Historische SGE-Cover (30er Jahre
Exilausgabe)
Retro der Monats
Seit letzter Woche drängen Langzeit-Studenten und Hippies, Herumtreiber und Gammler, Leistungsverweigerer und Lebenskünstler auf die Leinwand des Berliner Zeughaus-Kinos: Den ganzen Mai noch laufen in der Filmreihe Komödie der Gammler (als zweiter Teil der Lachenden Erben) SGE-Kanon-Filme sowie notorische Klassiker von (und mit) Maran Gosov, Werner Enke, Ulrich Schamoni u.a. – und zwischendrin finden sich auch noch ein paar wundersame Raritäten.

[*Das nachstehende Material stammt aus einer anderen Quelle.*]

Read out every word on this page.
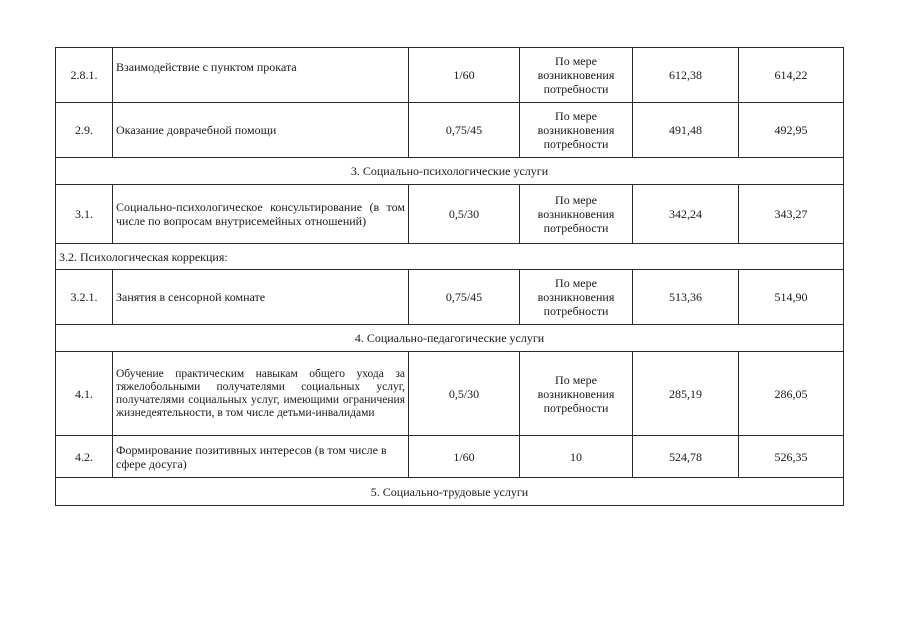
2.8.1.	Взаимодействие с пунктом проката	1/60	По мере возникновения потребности	612,38	614,22
2.9.	Оказание доврачебной помощи	0,75/45	По мере возникновения потребности	491,48	492,95
3. Социально-психологические услуги					
3.1.	Социально-психологическое консультирование (в том числе по вопросам внутрисемейных отношений)	0,5/30	По мере возникновения потребности	342,24	343,27
3.2. Психологическая коррекция:					
3.2.1.	Занятия в сенсорной комнате	0,75/45	По мере возникновения потребности	513,36	514,90
4. Социально-педагогические услуги					
4.1.	Обучение практическим навыкам общего ухода за тяжелобольными получателями социальных услуг, получателями социальных услуг, имеющими ограничения жизнедеятельности, в том числе детьми-инвалидами	0,5/30	По мере возникновения потребности	285,19	286,05
4.2.	Формирование позитивных интересов (в том числе в сфере досуга)	1/60	10	524,78	526,35
5. Социально-трудовые услуги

Kinoveranstaltung der Woche
Eike Geisel (1945–1997) war einer der prononciertesten Kritiker der deutschen Vergangenheitsentsorgung und des hinterher stolz präsentierten moralischen Mehrwerts. Viele seiner Essays erschienen in konkret, und mit Die Wiedergutwerdung der Deutschen liegt seit vergangenem Jahr endlich eine umfangreiche Sammlung seiner Texte vor. Ganz ohne Archivmaterial unternimmt nun Mikko Linnemann mit TRIUMPH DES GUTEN WILLENS den Versuch, sich dem grandiosen Polemiker Geisel zu nähern. Dies gelingt durch Rezitationen und Interviews unter anderem mit Hermann L. Gremliza und Henryk M. Broder. TRIUMPH DES GUTEN WILLENS läuft heute Abend im Kölner Filmclub 813. – SE
Niklaus Schilling †
Er war der Chefkameramann der Münchner Gruppe, hat dann als Regisseur „Genreelemente kühn kombiniert“ und das „deutsche Kino neu vermessen“, so daß er mit einem Film eigentlich in den SGE-Kanon gemußt hätte. Am 6. Mai ist Niklaus Schilling in Berlin gestorben. Wir verweisen deshalb auf das Fillt-Buch Ein notorischer Grenzverletzer, von Karl Prümm, einem Autor, der „Filme wirklich lesen und eindrucksvoll erschließen kann“ (H. H. Prinzler).
Es geht weiter
SGE.de hatte eine ganze Woche Betriebsferien. Jetzt sind wir wieder am SGE-Desk, rücken bald mit einer Bilanz unserer Initiative Notopfer SGE heraus und können für demnächst ein neues Heft in Aussicht stellen.
Gesehen & verstanden
Nikolai Müllerschön ist ein mit allen Genre-Wassern gewaschener Filmemacher, der seine cineastischen Vorbilder vornehmlich im amerikanischen Kino gefunden hat. Mit Heiner Lauterbach (siehe unten) hat er vor ein paar Jahren eine Firma namens Handschlag-Film gegründet und mit HARMS gleich ein stilechtes Heistmovie abgeliefert. Das zweite gemeinsame Projekt, FRAUEN, bedient sich ganz anderer Genreformeln: es ist ein Mix aus Roadmovie, Cultureclash,- und Buddy-Komödie. Heiner Lauterbach spielt einen schwerreichen Unternehmer, der in einem Nest irgendwo in Sachsen eine geheime Terminsache zu erledigen hat, am Flughafen aber den falschen Chauffeur erwischt, nämlich den nervig-neurotischen Martin Brambach, und beide können nicht verhindern, daß noch ein weiterer Mitfahrer dazustößt: Blerim Destani, der sich gerade um seine eigene Hochzeit gedrückt hat und sich nun vor dem Clan seiner Fast-Ehefrau retten muß. Unterwegs legt sich das Trio noch mit einer Rockerbande an und schlittert buchstäblich in den Abgrund… FRAUEN ist bestimmt nicht so desaströs, wie von der einen oder anderen Kritik behauptet. Doch beflügelt fühlt man sich von der Komödie, die übermorgen in den deutschen Kinos anläuft, dann leider auch nicht, was vielleicht daran liegt, daß diesmal (anders als bei HARMS) Fördergelder und der Sender Sky im Spiel sind… Wie auch immer, Nikolai Müllerschön und seine bemerkenswerte Kinokarriere: demnächst ein Fall für SigiGötz-Entertainment.